When they’re done tackling each other, the two teams get together for beer, pizza and, later in the evening, some raucous rugby songs. Knowledge of the correct lyrics is not required. Singing is.
Such is the routine for the Flathead Moose, a rugby team based out of Kalispell. Dave Nearing, who plays and serves as the team’s representative, said the culture of rugby relies on cooperation between teams.
“When we’re playing,” he said, “it looks like we’re trying to annihilate each other and afterward we go to Moose’s together.”
In the Montana Rugby Union (MRU), host teams usually provide a place to stay for visiting teams. There’s no bad blood. After games, the hosts offer food and drinks, which tends to lead to singing.
“We have fun,” Nearing said. “It’s like a giant fraternity.”
The Flathead Moose are one of eight teams in the MRU. They’re in a rebuilding stage. Nearing said only seven players are returning from last year’s team, with a few new guys joining too. A team needs 15 players to form a complete starting lineup, though rules allow a team to play with 13 if necessary. The Moose are searching for new players.
“We don’t discriminate against height, age, weight,” he said. “There’s a position out there for anyone.”
Since 1995, when the Moose won their last MRU championship, recruiting has been difficult, said Grant Fredenberg, the Moose’s captain. When the core players from those mid-1990s teams retired, the team never really reestablished a foundation of permanent players. One problem is that rugby is not a prominent sport in the area, Fredenberg said. Another problem, he said, is the fear of injury associated with a rough sport. Rugby has a reputation as a violent sport, an unfair stereotype, Fredenberg said.
“People think you’re going to get hurt – you’re going to lose your teeth,” Fredenberg said. “I don’t know if they’re getting it confused with hockey.”
MRU is one of the last rugby unions left in the U.S., Fredenberg said, consisting of all Montana teams except one from Spokane. Team names include the Maggots, Cutthroats and Crabs. Fredenberg said the union, as opposed to a league, helps rebuilding teams like the Moose. Everybody pays union dues and casts votes when an issue arises.
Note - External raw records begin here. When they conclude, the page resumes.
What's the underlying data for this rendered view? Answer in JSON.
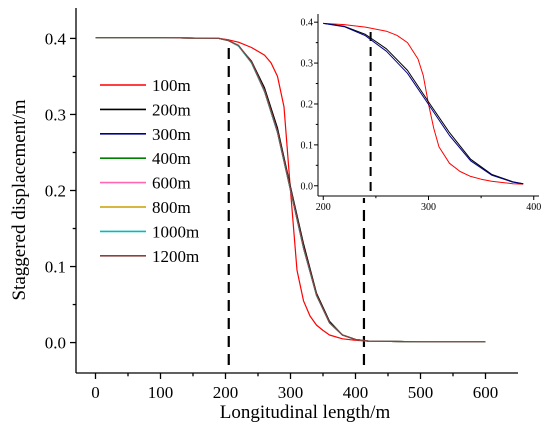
{
  "chart_data": [
    {
      "type": "line",
      "title": "",
      "xlabel": "Longitudinal length/m",
      "ylabel": "Staggered displacement/m",
      "xlim": [
        -30,
        650
      ],
      "ylim": [
        -0.04,
        0.44
      ],
      "xticks": [
        0,
        100,
        200,
        300,
        400,
        500,
        600
      ],
      "yticks": [
        0.0,
        0.1,
        0.2,
        0.3,
        0.4
      ],
      "ytick_labels": [
        "0.0",
        "0.1",
        "0.2",
        "0.3",
        "0.4"
      ],
      "grid": false,
      "legend_position": "left",
      "reference_lines_x": [
        205,
        413
      ],
      "series": [
        {
          "name": "100m",
          "color": "#ff0000",
          "x": [
            0,
            100,
            190,
            205,
            220,
            240,
            260,
            270,
            280,
            290,
            300,
            310,
            320,
            330,
            340,
            350,
            360,
            380,
            400,
            420,
            500,
            600
          ],
          "y": [
            0.401,
            0.401,
            0.4,
            0.398,
            0.395,
            0.388,
            0.378,
            0.368,
            0.35,
            0.31,
            0.2,
            0.095,
            0.055,
            0.035,
            0.023,
            0.016,
            0.01,
            0.005,
            0.003,
            0.002,
            0.001,
            0.001
          ]
        },
        {
          "name": "200m",
          "color": "#000000",
          "x": [
            0,
            100,
            190,
            205,
            220,
            240,
            260,
            280,
            300,
            320,
            340,
            360,
            380,
            400,
            420,
            500,
            600
          ],
          "y": [
            0.401,
            0.401,
            0.4,
            0.397,
            0.39,
            0.37,
            0.335,
            0.282,
            0.205,
            0.13,
            0.065,
            0.028,
            0.01,
            0.004,
            0.002,
            0.001,
            0.001
          ]
        },
        {
          "name": "300m",
          "color": "#00008b",
          "x": [
            0,
            100,
            190,
            205,
            220,
            240,
            260,
            280,
            300,
            320,
            340,
            360,
            380,
            400,
            420,
            500,
            600
          ],
          "y": [
            0.401,
            0.401,
            0.4,
            0.397,
            0.39,
            0.368,
            0.33,
            0.276,
            0.2,
            0.124,
            0.062,
            0.026,
            0.01,
            0.004,
            0.002,
            0.001,
            0.001
          ]
        },
        {
          "name": "400m",
          "color": "#008000",
          "x": [
            0,
            100,
            190,
            205,
            220,
            240,
            260,
            280,
            300,
            320,
            340,
            360,
            380,
            400,
            420,
            500,
            600
          ],
          "y": [
            0.401,
            0.401,
            0.4,
            0.397,
            0.39,
            0.368,
            0.331,
            0.277,
            0.201,
            0.125,
            0.062,
            0.026,
            0.01,
            0.004,
            0.002,
            0.001,
            0.001
          ]
        },
        {
          "name": "600m",
          "color": "#ff69b4",
          "x": [
            0,
            100,
            190,
            205,
            220,
            240,
            260,
            280,
            300,
            320,
            340,
            360,
            380,
            400,
            420,
            500,
            600
          ],
          "y": [
            0.401,
            0.401,
            0.4,
            0.397,
            0.39,
            0.368,
            0.331,
            0.277,
            0.201,
            0.125,
            0.062,
            0.026,
            0.01,
            0.004,
            0.002,
            0.001,
            0.001
          ]
        },
        {
          "name": "800m",
          "color": "#c8a000",
          "x": [
            0,
            100,
            190,
            205,
            220,
            240,
            260,
            280,
            300,
            320,
            340,
            360,
            380,
            400,
            420,
            500,
            600
          ],
          "y": [
            0.401,
            0.401,
            0.4,
            0.397,
            0.39,
            0.368,
            0.331,
            0.277,
            0.201,
            0.125,
            0.062,
            0.026,
            0.01,
            0.004,
            0.002,
            0.001,
            0.001
          ]
        },
        {
          "name": "1000m",
          "color": "#00bcbc",
          "x": [
            0,
            100,
            190,
            205,
            220,
            240,
            260,
            280,
            300,
            320,
            340,
            360,
            380,
            400,
            420,
            500,
            600
          ],
          "y": [
            0.401,
            0.401,
            0.4,
            0.397,
            0.39,
            0.368,
            0.331,
            0.277,
            0.201,
            0.125,
            0.062,
            0.026,
            0.01,
            0.004,
            0.002,
            0.001,
            0.001
          ]
        },
        {
          "name": "1200m",
          "color": "#8b4040",
          "x": [
            0,
            100,
            190,
            205,
            220,
            240,
            260,
            280,
            300,
            320,
            340,
            360,
            380,
            400,
            420,
            500,
            600
          ],
          "y": [
            0.401,
            0.401,
            0.4,
            0.397,
            0.391,
            0.369,
            0.332,
            0.278,
            0.202,
            0.126,
            0.063,
            0.026,
            0.01,
            0.004,
            0.002,
            0.001,
            0.001
          ]
        }
      ]
    },
    {
      "type": "line",
      "title": "",
      "xlabel": "",
      "ylabel": "",
      "xlim": [
        195,
        405
      ],
      "ylim": [
        -0.025,
        0.42
      ],
      "xticks": [
        200,
        300,
        400
      ],
      "yticks": [
        0.0,
        0.1,
        0.2,
        0.3,
        0.4
      ],
      "ytick_labels": [
        "0.0",
        "0.1",
        "0.2",
        "0.3",
        "0.4"
      ],
      "grid": false,
      "reference_lines_x": [
        245
      ],
      "series": [
        {
          "name": "100m",
          "color": "#ff0000",
          "x": [
            200,
            220,
            240,
            260,
            270,
            280,
            290,
            295,
            300,
            305,
            310,
            320,
            330,
            340,
            350,
            360,
            370,
            380,
            390
          ],
          "y": [
            0.397,
            0.394,
            0.388,
            0.378,
            0.368,
            0.35,
            0.31,
            0.27,
            0.2,
            0.14,
            0.095,
            0.055,
            0.035,
            0.023,
            0.016,
            0.011,
            0.008,
            0.005,
            0.004
          ]
        },
        {
          "name": "200m",
          "color": "#000000",
          "x": [
            200,
            220,
            240,
            260,
            280,
            300,
            320,
            340,
            360,
            380,
            390
          ],
          "y": [
            0.397,
            0.39,
            0.37,
            0.335,
            0.282,
            0.205,
            0.13,
            0.065,
            0.028,
            0.01,
            0.005
          ]
        },
        {
          "name": "300m",
          "color": "#00008b",
          "x": [
            200,
            220,
            240,
            260,
            280,
            300,
            320,
            340,
            360,
            380,
            390
          ],
          "y": [
            0.397,
            0.389,
            0.367,
            0.329,
            0.275,
            0.199,
            0.123,
            0.061,
            0.026,
            0.009,
            0.005
          ]
        }
      ]
    }
  ]
}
The Moose have as much of a voice as any other team in the union.
“You can’t have one person come in and completely change something,” Fredenberg said.
Yuji Morisaki, the Moose’s coach, said although 15 players is the minimum for a full team, 20 to 25 players is ideal. The Moose have a long way to go to reach that number. The first step is getting people to come to practice, Morisaki said, before they can start playing.
“The important thing in rugby is to show up at practice because it’s a full-contact sport,” he said. “They need to be ready.”
The Moose begin indoor practice this week, Nearing said, and will get out on the field when the weather gets better. They practice twice a week and play home games at Hillcrest Park in Kalispell. On March 8, they kick off their game schedule at home against the University of Montana Jesters. In the meantime, the Moose will continue to recruit. Nearing remembers what Fredenberg told him two years ago when he was thinking about joining the team but hadn’t ever played before.
“Don’t worry about it,” Nearing recalls Fredenberg saying. “Come out and play and we’ll just teach you.”